I've seen enough make-overs featuring purple fences to know that 'brightening
things up' has been well-covered elsewhere. So I'm quite happy to promote
the merits of grey, olive green, and other mucky shades for painting fences,
trellis, garden furniture.
This sounds depressing, but isn't, I don't think, if you plant attractive
things against it. Muted colours can form a more sympathetic background
to plants, in that they fade into the background, letting the plants play
the leading role.
My garden is so obviously attached to the back of an old house, and has so obviously been part of the landscape for over a hundred years, that I felt I should go with that and not introduce anything obviously 'modern'. Even the plastic watering can looks out of place.
I've bought many of the bargain terracotta pots. Again these are always a standard stark orange colour. I often paint these as well, mixing up a water-based paint colour, from a few tester pots of emulsion, with artist's acrylics, thinned down with water, and painted on or wiped on with a rag.
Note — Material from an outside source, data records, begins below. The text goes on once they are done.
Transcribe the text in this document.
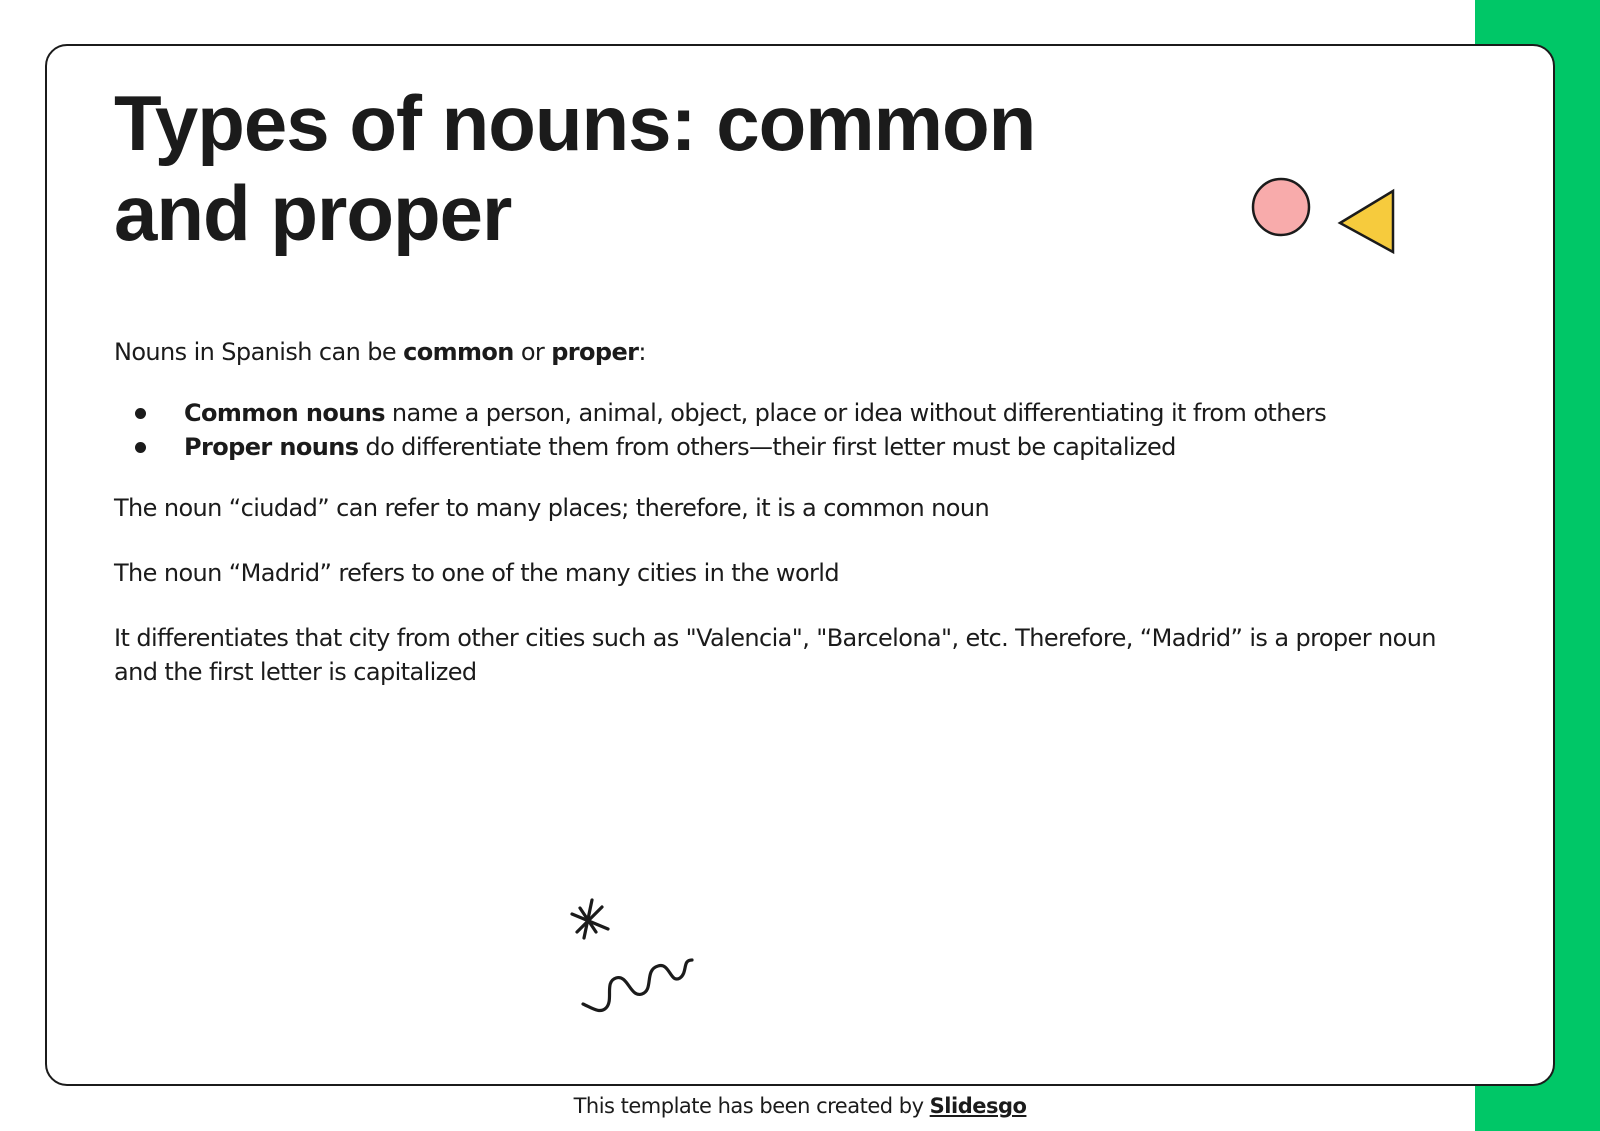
Types of nouns: common
and proper

Nouns in Spanish can be common or proper:

Common nouns name a person, animal, object, place or idea without differentiating it from others
Proper nouns do differentiate them from others—their first letter must be capitalized

The noun “ciudad” can refer to many places; therefore, it is a common noun

The noun “Madrid” refers to one of the many cities in the world

It differentiates that city from other cities such as "Valencia", "Barcelona", etc. Therefore, “Madrid” is a proper noun and the first letter is capitalized

This template has been created by Slidesgo
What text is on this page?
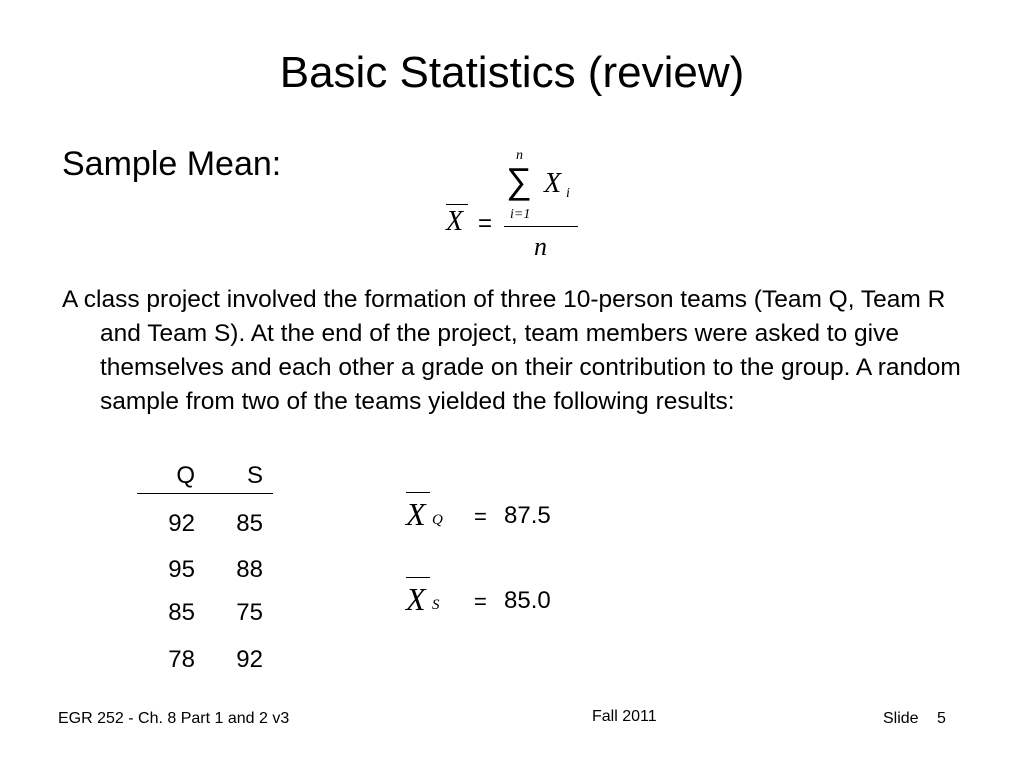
Basic Statistics (review)
Sample Mean:
X =
n
∑ X i
i=1
n
A class project involved the formation of three 10-person teams (Team Q, Team R and Team S). At the end of the project, team members were asked to give themselves and each other a grade on their contribution to the group. A random sample from two of the teams yielded the following results:
Q	S
92	85
95	88
85	75
78	92
X Q = 87.5
X S = 85.0
EGR 252 - Ch. 8 Part 1 and 2 v3	Fall 2011	Slide 5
Again, usually grey, or cream. The paint tends to wear off in time, but by then they're nicely weathered and so it doesn't matter. I guess if I wanted to keep the paint colour looking bright, I'd have to varnish them after painting, but that seems like far too much bother.
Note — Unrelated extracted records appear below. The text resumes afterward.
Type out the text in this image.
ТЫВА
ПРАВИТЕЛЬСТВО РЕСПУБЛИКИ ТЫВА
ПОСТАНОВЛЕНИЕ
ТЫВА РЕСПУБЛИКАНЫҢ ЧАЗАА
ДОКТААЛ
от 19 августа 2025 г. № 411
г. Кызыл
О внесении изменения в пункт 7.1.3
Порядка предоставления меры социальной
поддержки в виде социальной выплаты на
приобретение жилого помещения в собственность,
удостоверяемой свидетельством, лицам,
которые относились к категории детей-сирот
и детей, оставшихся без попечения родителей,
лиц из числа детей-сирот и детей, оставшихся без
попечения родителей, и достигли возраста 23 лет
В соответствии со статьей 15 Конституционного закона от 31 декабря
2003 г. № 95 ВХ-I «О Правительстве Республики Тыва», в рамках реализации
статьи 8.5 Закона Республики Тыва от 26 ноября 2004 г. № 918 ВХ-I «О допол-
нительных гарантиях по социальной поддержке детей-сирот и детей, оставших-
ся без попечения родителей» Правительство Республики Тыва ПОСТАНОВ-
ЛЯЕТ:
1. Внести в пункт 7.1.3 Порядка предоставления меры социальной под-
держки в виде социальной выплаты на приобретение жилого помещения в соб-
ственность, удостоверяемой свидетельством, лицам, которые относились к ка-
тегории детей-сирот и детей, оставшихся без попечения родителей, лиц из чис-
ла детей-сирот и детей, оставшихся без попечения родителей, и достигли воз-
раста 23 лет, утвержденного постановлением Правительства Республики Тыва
Using bright colours carefully can look brilliant, if its used to highlight something like a seat or a pot, or some other focal point. Bright colour in larger areas can look good in the right setting. But I know that my garden would look terrible, for example, if I painted purple the piece of fencing that separates 'Woodland Corner' from next door's garden. The fence there, though possibly due for replacement, has faded to a quiet grey, and is perfect simply because it's so unobtrusive.
While I'm talking about paint, I also have to mention Farrow and Ball. Farrow and Ball do a lot of historic colours well suited to gardens. Even before I bought anything from them, I loved their paint simply because they had colours called "Pigeon" and "Downpipe". Just class.